In other words, #x!=0# and #x!=3#

Range:
All real numbers.
In other words, #-oo < f(x) < +oo#

Explanation:

It is traditionally assumed that functions like this, unless specifically mentioned otherwise, are defined for real numbers as argument, having values also among real numbers.

Domain of a real function is a set of values where this function is defined.
The function #f(x) = 1/x + 1/(x-3)# is defined for all real values of argument #x# except those where the denominator of one of its two terms equals to #0#.
This happens only for #x=0#, in which case #1/x# becomes undefined, and for #x=3#, in which case #1/(x-3)# becomes undefined.

Therefore, the domain of this function is:
all real values except #0# and #3#.
It can be written as
#x != 0# AND #x != 3#
Alternatively, it can be written as
#-oo < x < 0# OR #0 < x < 3# OR #3 < x < +oo#.
One more way:
#(-oo,0) uu (0,3) uu (3,+oo)#

Range of a real function is a set of values that this function can take while its argument takes all the values from the domain.
To determine the range, let's try to resolve an equation
#f(x) = a#
for any value #a#. Every value for which this equation has a solution (a value of #x# from the domain) belongs to a range.
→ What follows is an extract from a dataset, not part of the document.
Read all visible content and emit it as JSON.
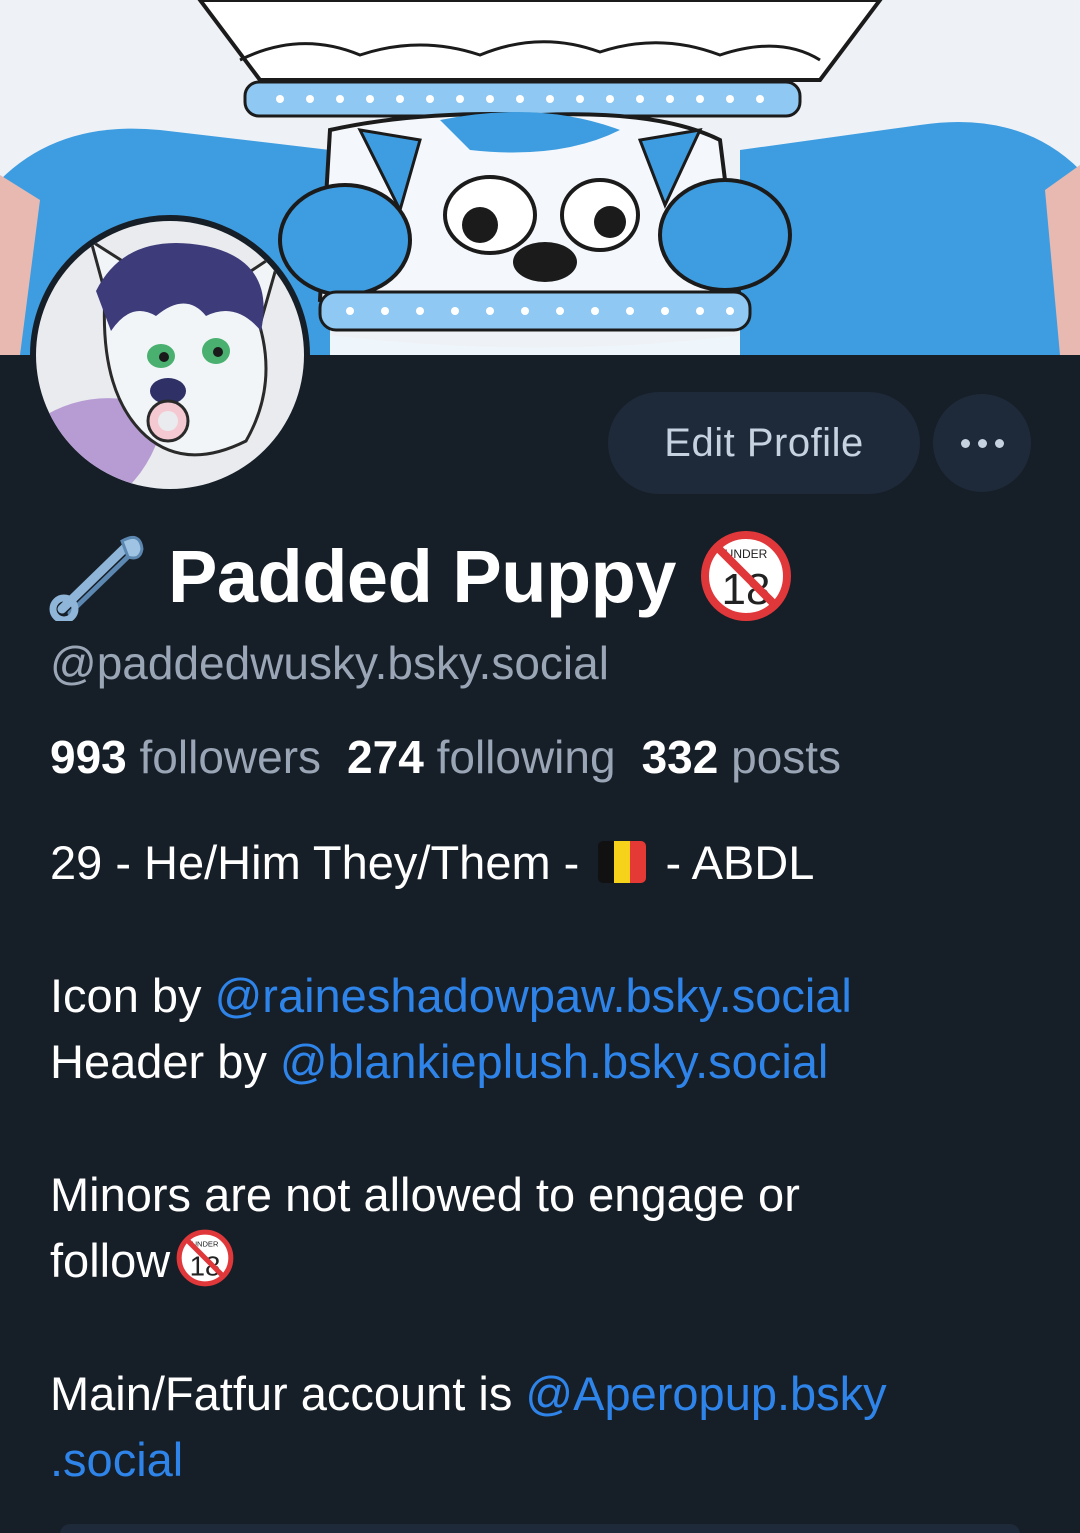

So, let's try to find all #a#, for which there is a solution of the equation
#1/x + 1/(x-3) = a#

We assume that #x!=0# and #x!=3# since we have already excluded these values of argument, they cannot be solutions, even if we come to these values for some #a#.

Multiplying the equation by #x(x-3)#, we obtain
#x-3 + x = ax(x-3)#
or
#ax^2+(-3a-2)x+3 = 0#

The quadratic equation above has a solution if its discriminant is not negative.
The discriminant of this equation is
#(-3a-2)^2 - 4*a*3 = 9a^2+12a+4-12a = 9a^2+4#
As we see, the discriminant #9a^2+4# is always positive for any real #a#. Therefore, any real value can be a value of our function. In other words, the range of our function is all real values.

An interesting exercise would be to graph this function. I suggest to add two graphs, #y=1/x# and #y=1/(x-3)#. The result would look like
graph{1/x + 1/(x-3) [-10, 10, -5, 5]}